European honeybees were introduced into North America by early European settlers, but some have been replaced in recent years by descendants of African “killer bees,” known for their aggressive stinging behavior. These bees were introduced into Brazil in 1956 and have subsequently spread to the southern United States. Analysis of SNPs of bees collected in the United States before 1990 showed that they possessed only European genes, but from 1993 to 2001, bees from southern Texas showed a transition to genes of predominately African ancestry.

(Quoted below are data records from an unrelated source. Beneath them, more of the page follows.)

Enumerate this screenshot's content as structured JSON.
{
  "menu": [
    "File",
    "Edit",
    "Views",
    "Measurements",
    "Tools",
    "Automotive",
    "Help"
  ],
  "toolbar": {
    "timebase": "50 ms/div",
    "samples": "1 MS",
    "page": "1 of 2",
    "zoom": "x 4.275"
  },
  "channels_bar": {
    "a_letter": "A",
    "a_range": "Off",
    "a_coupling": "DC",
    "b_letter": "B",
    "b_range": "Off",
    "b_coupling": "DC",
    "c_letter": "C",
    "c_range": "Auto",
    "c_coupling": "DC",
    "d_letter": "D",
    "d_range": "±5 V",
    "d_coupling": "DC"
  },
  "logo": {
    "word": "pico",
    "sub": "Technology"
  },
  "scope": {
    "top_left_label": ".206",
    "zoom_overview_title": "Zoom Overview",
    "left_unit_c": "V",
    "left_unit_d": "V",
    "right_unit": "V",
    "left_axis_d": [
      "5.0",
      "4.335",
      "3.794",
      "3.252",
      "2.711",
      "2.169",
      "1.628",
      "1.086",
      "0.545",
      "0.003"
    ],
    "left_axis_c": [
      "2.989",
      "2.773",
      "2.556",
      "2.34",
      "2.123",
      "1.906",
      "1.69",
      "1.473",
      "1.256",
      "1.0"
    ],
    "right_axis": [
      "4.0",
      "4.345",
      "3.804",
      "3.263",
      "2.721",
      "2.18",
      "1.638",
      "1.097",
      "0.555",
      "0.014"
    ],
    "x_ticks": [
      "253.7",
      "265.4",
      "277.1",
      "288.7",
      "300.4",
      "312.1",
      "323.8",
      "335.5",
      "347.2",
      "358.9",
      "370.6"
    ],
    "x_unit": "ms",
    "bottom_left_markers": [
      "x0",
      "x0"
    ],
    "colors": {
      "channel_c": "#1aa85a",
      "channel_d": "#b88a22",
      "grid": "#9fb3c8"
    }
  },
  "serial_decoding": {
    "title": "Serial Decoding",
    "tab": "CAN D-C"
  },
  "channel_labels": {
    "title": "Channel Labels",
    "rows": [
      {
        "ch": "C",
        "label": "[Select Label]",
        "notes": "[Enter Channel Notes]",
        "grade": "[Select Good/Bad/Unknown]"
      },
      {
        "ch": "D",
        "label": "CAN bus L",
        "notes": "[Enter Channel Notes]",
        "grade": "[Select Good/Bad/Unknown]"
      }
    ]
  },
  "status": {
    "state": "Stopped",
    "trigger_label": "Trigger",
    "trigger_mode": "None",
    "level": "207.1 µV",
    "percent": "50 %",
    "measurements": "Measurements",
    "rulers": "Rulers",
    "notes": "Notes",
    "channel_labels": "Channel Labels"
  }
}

The sequencing of the honeybee genome illustrates the diverse ways in which genomic information is being used today. Genomics is the field of genetics that attempts to understand the content, organization, function, and evolution of the genetic information contained in whole genomes. The field of genomics is at the cutting edge of modern biology; information resulting from research in this field has made significant contributions to human health, agriculture, and numerous other areas. It has provided gene sequences necessary for producing medically important proteins through recombinant DNA technology, and comparisons of genome sequences from different organisms are leading to a better understanding of evolution and the history of life.

We begin this chapter by examining genetic and physical maps and methods for sequencing entire genomes. Next, we explore functional genomics—how genes are identified in genome sequences and how their functions are defined. The sequence of a genome, by itself, is of limited use, and now that the sequencing of genomes has become routine, much of genomics is focused on deciphering the function of the sequences that have been obtained. We also discuss how genome sequence and organization varies among different organisms and how genomes evolve. In the final section of the chapter, we consider proteomics, the study of the complete set of proteins found in a cell.